Who This Helps
You're a product manager drowning in feature requests and "what if" questions. You need to turn those questions into decisions that actually move the needle. The Strategy Basics: Competitive Map course is built for exactly this moment. It helps you focus effort on the highest-impact move, not the loudest voice.
Mini Case
Meet Aisha. She manages a SaaS product with 12% monthly churn. Her team has 3 experiment ideas: a new onboarding flow, a pricing tweak, and a feature add-on. Instead of guessing, Aisha built a competitive map using the Differentiation Grid mission from the course. She mapped where her product wins and loses against two key competitors. The grid showed that the onboarding flow directly addresses a gap competitors already solved. She prioritized that experiment. Result: churn dropped to 9% in 7 days. No wasted sprints.
Do This Now (5 Steps)
- List your top 3 product questions. What keeps you up at night? Write them down.
- Pick one competitor. Not all logos. Just the one that keeps stealing your customers.
- Grab the Differentiation Grid mission. It's a clean comparison template with evidence columns.
- Fill in where you win and lose. Be honest. No sugarcoating.
- Choose one experiment that closes a losing gap. That's your highest-impact move. Run it.
Avoid These Traps
- Don't map every competitor. Aisha almost mapped 10 logos. She stopped at 2. That saved her 3 hours.

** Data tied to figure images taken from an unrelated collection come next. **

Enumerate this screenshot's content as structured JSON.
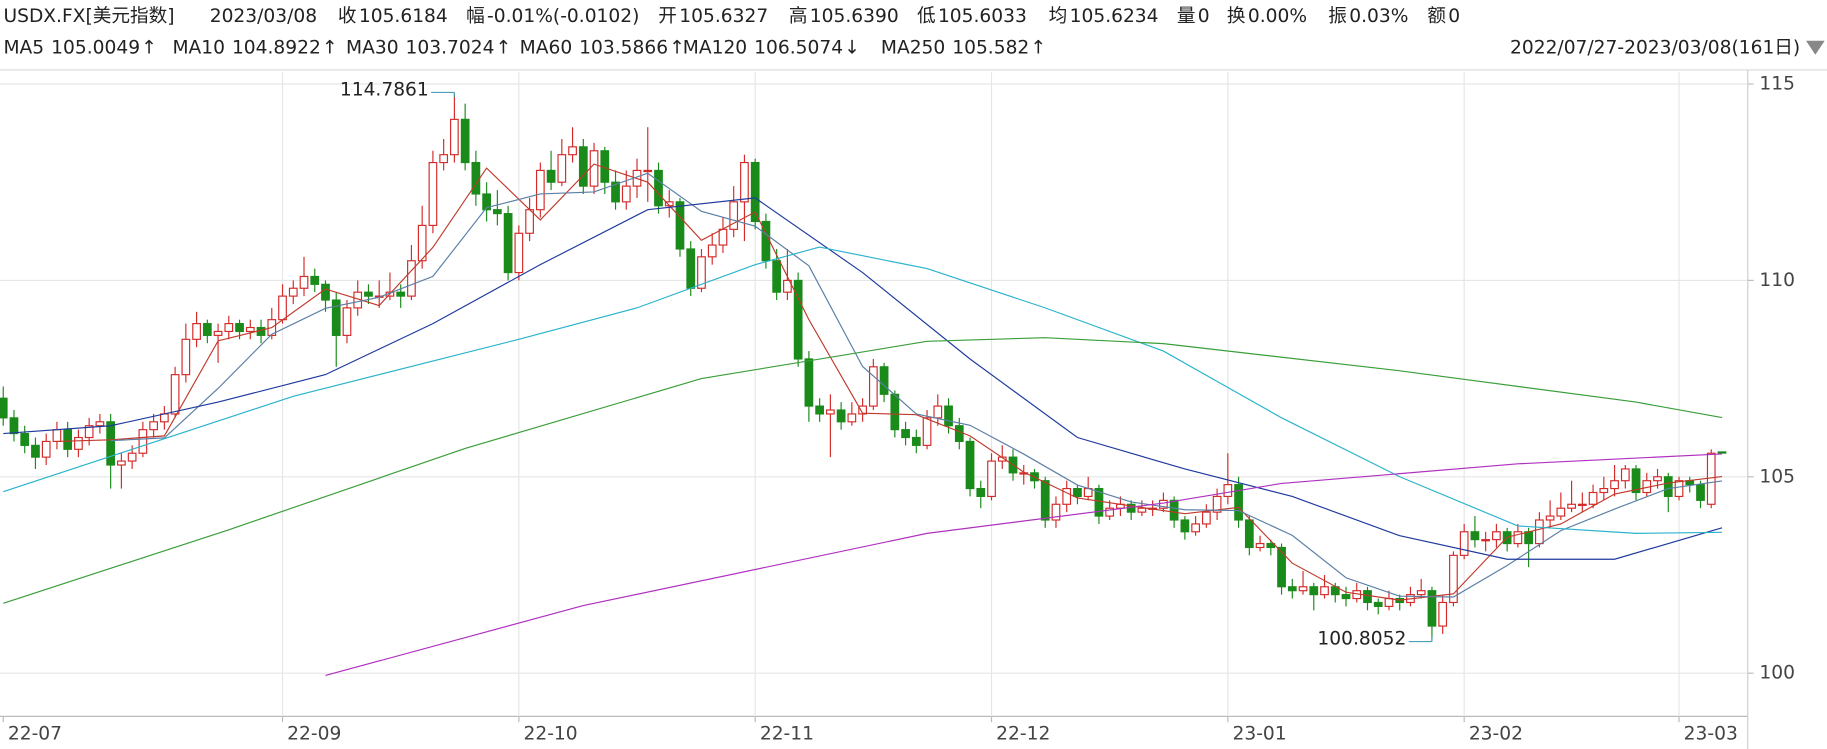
{
  "chart_data": {
    "type": "candlestick",
    "symbol": "USDX.FX[美元指数]",
    "date": "2023/03/08",
    "quote": [
      {
        "label": "收",
        "value": "105.6184",
        "color": "#1a8a1a"
      },
      {
        "label": "幅",
        "value": "-0.01%(-0.0102)",
        "color": "#1a8a1a"
      },
      {
        "label": "开",
        "value": "105.6327",
        "color": "#d42a2a"
      },
      {
        "label": "高",
        "value": "105.6390",
        "color": "#d42a2a"
      },
      {
        "label": "低",
        "value": "105.6033",
        "color": "#1a8a1a"
      },
      {
        "label": "均",
        "value": "105.6234",
        "color": "#1a8a1a"
      },
      {
        "label": "量",
        "value": "0",
        "color": "#222"
      },
      {
        "label": "换",
        "value": "0.00%",
        "color": "#222"
      },
      {
        "label": "振",
        "value": "0.03%",
        "color": "#222"
      },
      {
        "label": "额",
        "value": "0",
        "color": "#222"
      }
    ],
    "range_label": "2022/07/27-2023/03/08(161日)",
    "up_color": "#d42a2a",
    "down_color": "#1a8a1a",
    "xlim": [
      -0.3,
      162.4
    ],
    "ylim": [
      98.9,
      115.3
    ],
    "yticks": [
      100,
      105,
      110,
      115
    ],
    "xticks": [
      {
        "value": 0,
        "label": "22-07"
      },
      {
        "value": 26,
        "label": "22-09"
      },
      {
        "value": 48,
        "label": "22-10"
      },
      {
        "value": 70,
        "label": "22-11"
      },
      {
        "value": 92,
        "label": "22-12"
      },
      {
        "value": 114,
        "label": "23-01"
      },
      {
        "value": 136,
        "label": "23-02"
      },
      {
        "value": 156,
        "label": "23-03"
      }
    ],
    "grid": true,
    "annotations": [
      114.7861,
      100.8052
    ],
    "candles": [
      [
        107.0,
        107.3,
        106.3,
        106.5
      ],
      [
        106.5,
        106.7,
        105.9,
        106.1
      ],
      [
        106.1,
        106.3,
        105.6,
        105.8
      ],
      [
        105.8,
        106.0,
        105.2,
        105.5
      ],
      [
        105.5,
        106.1,
        105.3,
        105.9
      ],
      [
        105.9,
        106.4,
        105.7,
        106.2
      ],
      [
        106.2,
        106.4,
        105.5,
        105.7
      ],
      [
        105.7,
        106.2,
        105.5,
        106.0
      ],
      [
        106.0,
        106.5,
        105.8,
        106.3
      ],
      [
        106.3,
        106.6,
        106.1,
        106.4
      ],
      [
        106.4,
        106.6,
        104.7,
        105.3
      ],
      [
        105.3,
        105.6,
        104.7,
        105.4
      ],
      [
        105.4,
        105.8,
        105.2,
        105.6
      ],
      [
        105.6,
        106.4,
        105.5,
        106.2
      ],
      [
        106.2,
        106.6,
        106.0,
        106.4
      ],
      [
        106.4,
        106.8,
        106.2,
        106.6
      ],
      [
        106.6,
        107.8,
        106.5,
        107.6
      ],
      [
        107.6,
        108.9,
        107.4,
        108.5
      ],
      [
        108.5,
        109.2,
        108.3,
        108.9
      ],
      [
        108.9,
        109.0,
        108.4,
        108.6
      ],
      [
        108.6,
        108.9,
        107.9,
        108.7
      ],
      [
        108.7,
        109.1,
        108.5,
        108.9
      ],
      [
        108.9,
        109.0,
        108.5,
        108.7
      ],
      [
        108.7,
        109.0,
        108.5,
        108.8
      ],
      [
        108.8,
        109.0,
        108.4,
        108.6
      ],
      [
        108.6,
        109.3,
        108.5,
        109.0
      ],
      [
        109.0,
        109.9,
        108.9,
        109.6
      ],
      [
        109.6,
        110.0,
        109.4,
        109.8
      ],
      [
        109.8,
        110.6,
        109.6,
        110.1
      ],
      [
        110.1,
        110.3,
        109.7,
        109.9
      ],
      [
        109.9,
        110.0,
        109.2,
        109.5
      ],
      [
        109.5,
        109.7,
        107.8,
        108.6
      ],
      [
        108.6,
        109.5,
        108.4,
        109.3
      ],
      [
        109.3,
        110.0,
        109.1,
        109.7
      ],
      [
        109.7,
        109.9,
        109.4,
        109.6
      ],
      [
        109.6,
        110.0,
        109.3,
        109.6
      ],
      [
        109.6,
        110.2,
        109.5,
        109.7
      ],
      [
        109.7,
        109.9,
        109.3,
        109.6
      ],
      [
        109.6,
        110.9,
        109.5,
        110.5
      ],
      [
        110.5,
        111.9,
        110.3,
        111.4
      ],
      [
        111.4,
        113.3,
        111.2,
        113.0
      ],
      [
        113.0,
        113.6,
        112.8,
        113.2
      ],
      [
        113.2,
        114.7861,
        113.0,
        114.1
      ],
      [
        114.1,
        114.5,
        112.8,
        113.0
      ],
      [
        113.0,
        113.3,
        111.9,
        112.2
      ],
      [
        112.2,
        112.5,
        111.5,
        111.8
      ],
      [
        111.8,
        112.3,
        111.4,
        111.7
      ],
      [
        111.7,
        111.9,
        110.0,
        110.2
      ],
      [
        110.2,
        111.4,
        110.0,
        111.2
      ],
      [
        111.2,
        112.1,
        111.0,
        111.8
      ],
      [
        111.8,
        113.0,
        111.6,
        112.8
      ],
      [
        112.8,
        113.3,
        112.3,
        112.5
      ],
      [
        112.5,
        113.6,
        112.4,
        113.2
      ],
      [
        113.2,
        113.9,
        113.0,
        113.4
      ],
      [
        113.4,
        113.6,
        112.2,
        112.4
      ],
      [
        112.4,
        113.5,
        112.2,
        113.3
      ],
      [
        113.3,
        113.4,
        112.2,
        112.5
      ],
      [
        112.5,
        112.8,
        111.8,
        112.0
      ],
      [
        112.0,
        112.8,
        111.8,
        112.4
      ],
      [
        112.4,
        113.1,
        112.1,
        112.8
      ],
      [
        112.8,
        113.9,
        112.0,
        112.8
      ],
      [
        112.8,
        113.0,
        111.7,
        111.9
      ],
      [
        111.9,
        112.3,
        111.6,
        112.0
      ],
      [
        112.0,
        112.1,
        110.6,
        110.8
      ],
      [
        110.8,
        111.0,
        109.6,
        109.8
      ],
      [
        109.8,
        110.8,
        109.7,
        110.6
      ],
      [
        110.6,
        111.2,
        110.4,
        110.9
      ],
      [
        110.9,
        111.6,
        110.7,
        111.3
      ],
      [
        111.3,
        112.4,
        111.1,
        112.0
      ],
      [
        112.0,
        113.2,
        111.0,
        113.0
      ],
      [
        113.0,
        113.1,
        111.3,
        111.5
      ],
      [
        111.5,
        111.7,
        110.3,
        110.5
      ],
      [
        110.5,
        110.8,
        109.5,
        109.7
      ],
      [
        109.7,
        110.8,
        109.5,
        110.0
      ],
      [
        110.0,
        110.2,
        107.8,
        108.0
      ],
      [
        108.0,
        108.2,
        106.4,
        106.8
      ],
      [
        106.8,
        107.0,
        106.4,
        106.6
      ],
      [
        106.6,
        107.1,
        105.5,
        106.7
      ],
      [
        106.7,
        106.9,
        106.2,
        106.4
      ],
      [
        106.4,
        106.9,
        106.3,
        106.6
      ],
      [
        106.6,
        107.0,
        106.4,
        106.8
      ],
      [
        106.8,
        108.0,
        106.7,
        107.8
      ],
      [
        107.8,
        107.9,
        106.9,
        107.1
      ],
      [
        107.1,
        107.2,
        106.0,
        106.2
      ],
      [
        106.2,
        106.4,
        105.8,
        106.0
      ],
      [
        106.0,
        106.2,
        105.6,
        105.8
      ],
      [
        105.8,
        106.7,
        105.7,
        106.5
      ],
      [
        106.5,
        107.1,
        106.3,
        106.8
      ],
      [
        106.8,
        107.0,
        106.1,
        106.3
      ],
      [
        106.3,
        106.5,
        105.7,
        105.9
      ],
      [
        105.9,
        106.0,
        104.5,
        104.7
      ],
      [
        104.7,
        104.9,
        104.2,
        104.5
      ],
      [
        104.5,
        105.6,
        104.4,
        105.4
      ],
      [
        105.4,
        105.8,
        105.2,
        105.5
      ],
      [
        105.5,
        105.7,
        104.9,
        105.1
      ],
      [
        105.1,
        105.3,
        104.8,
        105.1
      ],
      [
        105.1,
        105.2,
        104.7,
        104.9
      ],
      [
        104.9,
        105.0,
        103.7,
        103.9
      ],
      [
        103.9,
        104.5,
        103.7,
        104.3
      ],
      [
        104.3,
        104.9,
        104.1,
        104.7
      ],
      [
        104.7,
        104.8,
        104.3,
        104.5
      ],
      [
        104.5,
        105.0,
        104.4,
        104.7
      ],
      [
        104.7,
        104.8,
        103.8,
        104.0
      ],
      [
        104.0,
        104.4,
        103.9,
        104.2
      ],
      [
        104.2,
        104.5,
        104.0,
        104.3
      ],
      [
        104.3,
        104.4,
        103.9,
        104.1
      ],
      [
        104.1,
        104.4,
        104.0,
        104.2
      ],
      [
        104.2,
        104.4,
        104.0,
        104.2
      ],
      [
        104.2,
        104.6,
        104.1,
        104.4
      ],
      [
        104.4,
        104.5,
        103.7,
        103.9
      ],
      [
        103.9,
        104.0,
        103.4,
        103.6
      ],
      [
        103.6,
        104.0,
        103.5,
        103.8
      ],
      [
        103.8,
        104.3,
        103.7,
        104.1
      ],
      [
        104.1,
        104.7,
        103.9,
        104.5
      ],
      [
        104.5,
        105.6,
        104.3,
        104.8
      ],
      [
        104.8,
        105.0,
        103.7,
        103.9
      ],
      [
        103.9,
        104.0,
        103.0,
        103.2
      ],
      [
        103.2,
        103.5,
        103.1,
        103.3
      ],
      [
        103.3,
        103.4,
        103.0,
        103.2
      ],
      [
        103.2,
        103.3,
        102.0,
        102.2
      ],
      [
        102.2,
        102.4,
        101.9,
        102.1
      ],
      [
        102.1,
        102.6,
        102.0,
        102.2
      ],
      [
        102.2,
        102.3,
        101.6,
        102.0
      ],
      [
        102.0,
        102.5,
        101.9,
        102.2
      ],
      [
        102.2,
        102.3,
        101.8,
        102.0
      ],
      [
        102.0,
        102.2,
        101.7,
        101.9
      ],
      [
        101.9,
        102.3,
        101.8,
        102.1
      ],
      [
        102.1,
        102.2,
        101.6,
        101.8
      ],
      [
        101.8,
        101.9,
        101.5,
        101.7
      ],
      [
        101.7,
        102.1,
        101.6,
        101.9
      ],
      [
        101.9,
        102.0,
        101.6,
        101.8
      ],
      [
        101.8,
        102.2,
        101.7,
        102.0
      ],
      [
        102.0,
        102.4,
        101.9,
        102.1
      ],
      [
        102.1,
        102.2,
        100.8052,
        101.2
      ],
      [
        101.2,
        102.0,
        101.0,
        101.8
      ],
      [
        101.8,
        103.1,
        101.7,
        103.0
      ],
      [
        103.0,
        103.8,
        102.9,
        103.6
      ],
      [
        103.6,
        104.0,
        103.2,
        103.4
      ],
      [
        103.4,
        103.6,
        103.1,
        103.4
      ],
      [
        103.4,
        103.8,
        103.2,
        103.6
      ],
      [
        103.6,
        103.7,
        103.1,
        103.3
      ],
      [
        103.3,
        103.8,
        103.2,
        103.6
      ],
      [
        103.6,
        103.7,
        102.7,
        103.3
      ],
      [
        103.3,
        104.1,
        103.2,
        103.9
      ],
      [
        103.9,
        104.4,
        103.7,
        104.0
      ],
      [
        104.0,
        104.6,
        103.9,
        104.2
      ],
      [
        104.2,
        104.9,
        104.1,
        104.3
      ],
      [
        104.3,
        104.6,
        104.1,
        104.3
      ],
      [
        104.3,
        104.8,
        104.2,
        104.6
      ],
      [
        104.6,
        105.0,
        104.4,
        104.7
      ],
      [
        104.7,
        105.3,
        104.5,
        104.9
      ],
      [
        104.9,
        105.3,
        104.7,
        105.2
      ],
      [
        105.2,
        105.3,
        104.4,
        104.6
      ],
      [
        104.6,
        105.1,
        104.5,
        104.9
      ],
      [
        104.9,
        105.2,
        104.7,
        105.0
      ],
      [
        105.0,
        105.1,
        104.1,
        104.5
      ],
      [
        104.5,
        105.0,
        104.4,
        104.9
      ],
      [
        104.9,
        105.0,
        104.6,
        104.8
      ],
      [
        104.8,
        104.9,
        104.2,
        104.4
      ],
      [
        104.3,
        105.7,
        104.2,
        105.6
      ],
      [
        105.6327,
        105.639,
        105.6033,
        105.6184
      ]
    ],
    "series": [
      {
        "name": "MA5",
        "color": "#c0392b",
        "legend_value": 105.0049,
        "trend": "↑",
        "x": [
          5,
          10,
          15,
          20,
          25,
          30,
          35,
          40,
          45,
          50,
          55,
          60,
          65,
          70,
          75,
          80,
          85,
          90,
          95,
          100,
          105,
          110,
          115,
          120,
          125,
          130,
          135,
          140,
          145,
          150,
          155,
          160
        ],
        "values": [
          105.9,
          105.94,
          106.04,
          108.46,
          108.8,
          109.78,
          109.36,
          110.84,
          112.86,
          111.54,
          112.96,
          112.5,
          111.02,
          111.74,
          109.0,
          106.62,
          106.58,
          106.04,
          105.12,
          104.46,
          104.26,
          104.06,
          104.22,
          102.8,
          102.06,
          101.86,
          102.02,
          103.46,
          103.8,
          104.56,
          104.84,
          105.0049
        ]
      },
      {
        "name": "MA10",
        "color": "#5b7fa6",
        "legend_value": 104.8922,
        "trend": "↑",
        "x": [
          10,
          15,
          20,
          25,
          30,
          35,
          40,
          45,
          50,
          55,
          60,
          65,
          70,
          75,
          80,
          85,
          90,
          95,
          100,
          105,
          110,
          115,
          120,
          125,
          130,
          135,
          140,
          145,
          150,
          155,
          160
        ],
        "values": [
          105.92,
          105.99,
          107.25,
          108.63,
          109.29,
          109.57,
          110.1,
          111.85,
          112.2,
          112.25,
          112.73,
          111.76,
          111.38,
          110.37,
          107.81,
          106.6,
          106.31,
          105.58,
          104.79,
          104.36,
          104.16,
          104.14,
          103.51,
          102.43,
          101.96,
          101.94,
          102.74,
          103.63,
          104.18,
          104.7,
          104.8922
        ]
      },
      {
        "name": "MA30",
        "color": "#1f3a9e",
        "legend_value": 103.7024,
        "trend": "↑",
        "x": [
          0,
          10,
          20,
          30,
          40,
          50,
          60,
          70,
          80,
          90,
          100,
          110,
          120,
          130,
          140,
          150,
          160
        ],
        "values": [
          106.1,
          106.3,
          106.9,
          107.6,
          108.9,
          110.4,
          111.8,
          112.1,
          110.2,
          108.0,
          106.0,
          105.2,
          104.5,
          103.5,
          102.9,
          102.9,
          103.7024
        ]
      },
      {
        "name": "MA60",
        "color": "#2ab3cc",
        "legend_value": 103.5866,
        "trend": "↑",
        "x": [
          0,
          27,
          48,
          59,
          70,
          76,
          86,
          97,
          108,
          119,
          130,
          141,
          152,
          160
        ],
        "values": [
          104.62,
          107.05,
          108.5,
          109.3,
          110.4,
          110.85,
          110.3,
          109.3,
          108.2,
          106.5,
          105.0,
          103.75,
          103.56,
          103.5866
        ]
      },
      {
        "name": "MA120",
        "color": "#3a9e3a",
        "legend_value": 106.5074,
        "trend": "↓",
        "x": [
          0,
          21,
          43,
          65,
          86,
          97,
          108,
          130,
          152,
          160
        ],
        "values": [
          101.78,
          103.65,
          105.72,
          107.5,
          108.45,
          108.54,
          108.39,
          107.7,
          106.9,
          106.5074
        ]
      },
      {
        "name": "MA250",
        "color": "#b030c0",
        "legend_value": 105.582,
        "trend": "↑",
        "x": [
          30,
          54,
          86,
          108,
          119,
          141,
          160
        ],
        "values": [
          99.94,
          101.72,
          103.56,
          104.33,
          104.83,
          105.33,
          105.582
        ]
      }
    ]
  }
}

- Don't skip evidence. Opinions are cheap. Use real data like churn rates or feature adoption.
- Don't pick a safe experiment. If it doesn't scare you a little, it's probably not high-impact.
- Don't forget the customer segment. Aisha used the Customer Segment Wedge mission to avoid diluted positioning.
- Don't overthink. Your first map will be messy. That's fine. Improve it next week.
Your Win by Friday
By Friday, you'll have a one-page strategy artifact. It shows exactly where your product wins, where it loses, and what experiment to run next. No more guessing. No more meetings about meetings. Just a clear, measurable decision. And hey, you might even free up an afternoon to actually build something.